Saturday, April 17, 2010

God of Love Is Also God of Truth

During the pre-conclave Mass, just before he was elected Pope, Benedict XVI addressed the conclave of cardinals on the subject of relativism.

He talked about how the world was “moving towards a dictatorship of relativism.”

This is supreme irony, for the man who many think of as a “dictator” is himself fervently opposed to any form of dictatorship.

In his book Truth and Tolerance: Christian Belief and World Religions, then-Cardinal Ratzinger stated: “Relativism, in certain aspects, has become the real religion of modern man.”

It approaches, he went on to say, “The most profound difficulty of our day.”

These austere words cannot be taken lightly, for Benedict XVI is a most careful thinker and not given to exaggeration.

On June 6, 2005, Pope Benedict told a group of educators, “Today, a particular insidious obstacle to the task of education is the massive presence in our society and culture of that relativism which, recognizing nothing as definitive, leaves as the ultimate criterion only the self with its desires. And under the semblance of freedom it becomes a prison for each one, for it separates people from one another, locking each person into his or her ‘ego.’”

If people do not believe in truth, they will end up submitting to tyranny. The absolutization of the relative is, in the end, totalitarianism.

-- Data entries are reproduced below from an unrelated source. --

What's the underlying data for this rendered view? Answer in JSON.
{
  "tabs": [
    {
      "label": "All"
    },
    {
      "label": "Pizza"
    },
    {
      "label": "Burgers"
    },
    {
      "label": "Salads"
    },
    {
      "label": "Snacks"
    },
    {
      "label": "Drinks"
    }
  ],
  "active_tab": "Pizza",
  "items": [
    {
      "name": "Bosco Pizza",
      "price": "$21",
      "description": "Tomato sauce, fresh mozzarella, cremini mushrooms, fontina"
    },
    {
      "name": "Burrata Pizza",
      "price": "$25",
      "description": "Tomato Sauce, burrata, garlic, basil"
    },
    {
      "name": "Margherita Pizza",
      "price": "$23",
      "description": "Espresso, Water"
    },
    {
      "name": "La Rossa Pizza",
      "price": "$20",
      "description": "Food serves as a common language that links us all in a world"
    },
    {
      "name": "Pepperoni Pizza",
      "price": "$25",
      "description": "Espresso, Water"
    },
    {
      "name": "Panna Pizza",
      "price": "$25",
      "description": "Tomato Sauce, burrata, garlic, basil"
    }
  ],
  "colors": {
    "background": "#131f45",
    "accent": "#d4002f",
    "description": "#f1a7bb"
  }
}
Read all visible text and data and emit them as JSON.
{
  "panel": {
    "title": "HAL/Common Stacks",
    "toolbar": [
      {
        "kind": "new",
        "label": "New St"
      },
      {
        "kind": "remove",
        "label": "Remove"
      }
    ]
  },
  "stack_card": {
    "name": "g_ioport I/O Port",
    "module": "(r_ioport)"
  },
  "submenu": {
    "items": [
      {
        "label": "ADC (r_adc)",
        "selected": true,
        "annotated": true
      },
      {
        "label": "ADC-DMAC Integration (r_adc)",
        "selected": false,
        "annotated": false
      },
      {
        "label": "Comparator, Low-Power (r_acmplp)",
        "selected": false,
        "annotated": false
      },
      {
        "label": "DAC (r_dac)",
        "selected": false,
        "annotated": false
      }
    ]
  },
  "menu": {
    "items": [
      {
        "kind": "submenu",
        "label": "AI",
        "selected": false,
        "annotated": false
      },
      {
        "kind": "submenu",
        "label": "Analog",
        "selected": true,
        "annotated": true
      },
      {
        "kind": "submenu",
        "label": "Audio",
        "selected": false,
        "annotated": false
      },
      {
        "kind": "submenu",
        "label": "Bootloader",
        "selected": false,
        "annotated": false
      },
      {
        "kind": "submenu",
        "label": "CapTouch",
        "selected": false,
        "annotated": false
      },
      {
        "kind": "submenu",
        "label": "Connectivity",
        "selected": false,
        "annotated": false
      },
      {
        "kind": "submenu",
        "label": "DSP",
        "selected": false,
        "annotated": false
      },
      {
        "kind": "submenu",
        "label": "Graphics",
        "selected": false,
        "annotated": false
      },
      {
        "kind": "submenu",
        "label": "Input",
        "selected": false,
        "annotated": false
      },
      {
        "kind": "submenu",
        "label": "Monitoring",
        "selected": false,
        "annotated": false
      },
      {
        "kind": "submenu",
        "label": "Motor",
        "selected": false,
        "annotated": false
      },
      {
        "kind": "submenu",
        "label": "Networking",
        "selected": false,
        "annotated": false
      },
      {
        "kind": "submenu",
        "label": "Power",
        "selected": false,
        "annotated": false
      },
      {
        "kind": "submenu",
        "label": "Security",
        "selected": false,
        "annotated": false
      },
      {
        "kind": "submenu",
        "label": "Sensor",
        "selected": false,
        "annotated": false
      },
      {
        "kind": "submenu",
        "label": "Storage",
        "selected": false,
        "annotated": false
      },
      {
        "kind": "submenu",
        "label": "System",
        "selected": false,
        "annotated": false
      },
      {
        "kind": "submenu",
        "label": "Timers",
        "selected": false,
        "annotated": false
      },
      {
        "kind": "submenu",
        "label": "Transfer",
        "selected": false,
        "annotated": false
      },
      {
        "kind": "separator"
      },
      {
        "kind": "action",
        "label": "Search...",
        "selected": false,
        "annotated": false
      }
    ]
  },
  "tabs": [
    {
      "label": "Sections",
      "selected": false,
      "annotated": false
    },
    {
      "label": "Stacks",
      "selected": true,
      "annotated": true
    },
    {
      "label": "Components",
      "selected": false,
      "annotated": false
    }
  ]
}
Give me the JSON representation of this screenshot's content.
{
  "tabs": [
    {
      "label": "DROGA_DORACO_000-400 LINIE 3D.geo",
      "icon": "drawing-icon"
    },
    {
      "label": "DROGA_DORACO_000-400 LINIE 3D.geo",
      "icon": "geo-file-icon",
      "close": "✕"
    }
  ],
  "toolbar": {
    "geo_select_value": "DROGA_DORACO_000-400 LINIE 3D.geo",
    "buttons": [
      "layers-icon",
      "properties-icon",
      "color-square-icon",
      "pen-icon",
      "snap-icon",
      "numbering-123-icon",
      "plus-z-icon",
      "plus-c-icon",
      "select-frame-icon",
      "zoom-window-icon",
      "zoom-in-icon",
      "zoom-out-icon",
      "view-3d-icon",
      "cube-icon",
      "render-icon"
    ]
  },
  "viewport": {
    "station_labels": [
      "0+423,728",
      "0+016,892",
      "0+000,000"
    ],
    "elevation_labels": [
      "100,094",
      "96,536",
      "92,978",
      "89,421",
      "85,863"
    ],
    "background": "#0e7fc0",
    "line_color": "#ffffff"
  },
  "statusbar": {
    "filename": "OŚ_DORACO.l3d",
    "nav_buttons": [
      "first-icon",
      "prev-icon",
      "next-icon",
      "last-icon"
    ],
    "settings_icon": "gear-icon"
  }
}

Benedict’s initial encyclical on love, Deus Caritas Est, was generally well received. But even in this document, he pointed out that the God of love is also the God of truth. What good is it, we may well ask, if we are warmed by love and yet left in the dark without the light of truth?

Relativism, which despairs of achieving truth, does not offer light. It is the dark path of dictatorship.

We need truth for two important reasons:

1) Because love presupposes truth. We cannot love without truth, the truth of what we love. Love is not blind. It depends on illuminating knowledge.

2) Because truth makes us free. In the absence of truth, we see nothing more than shadows. We are prisoners in Plato’s “cave.” As such, we are vulnerable to the power and seduction of the tyrant. We need truth to be educated for freedom and the capacity to be moral persons and responsible citizens.

We like love but are fearful of truth. With truth comes rules, restrictions and restraints. We think that truth compromises our freedom.

G.K. Chesterton was being characteristically insightful when he said, in What’s Wrong With the World: “Most modern freedom is at root fear. It is not so much that we are too bold to endure rules; it is that we are too timid to endure responsibilities.”

Benedict XVI, during World Youth Day in Cologne in 2005, had the following to say about relativism: “It [relativism] does not liberate man, but takes away his dignity and enslaves him. It is not ideologies that save the world, but only a return to the living God, our Creator, the guarantor of our freedom, the guarantor of what is really good and true.”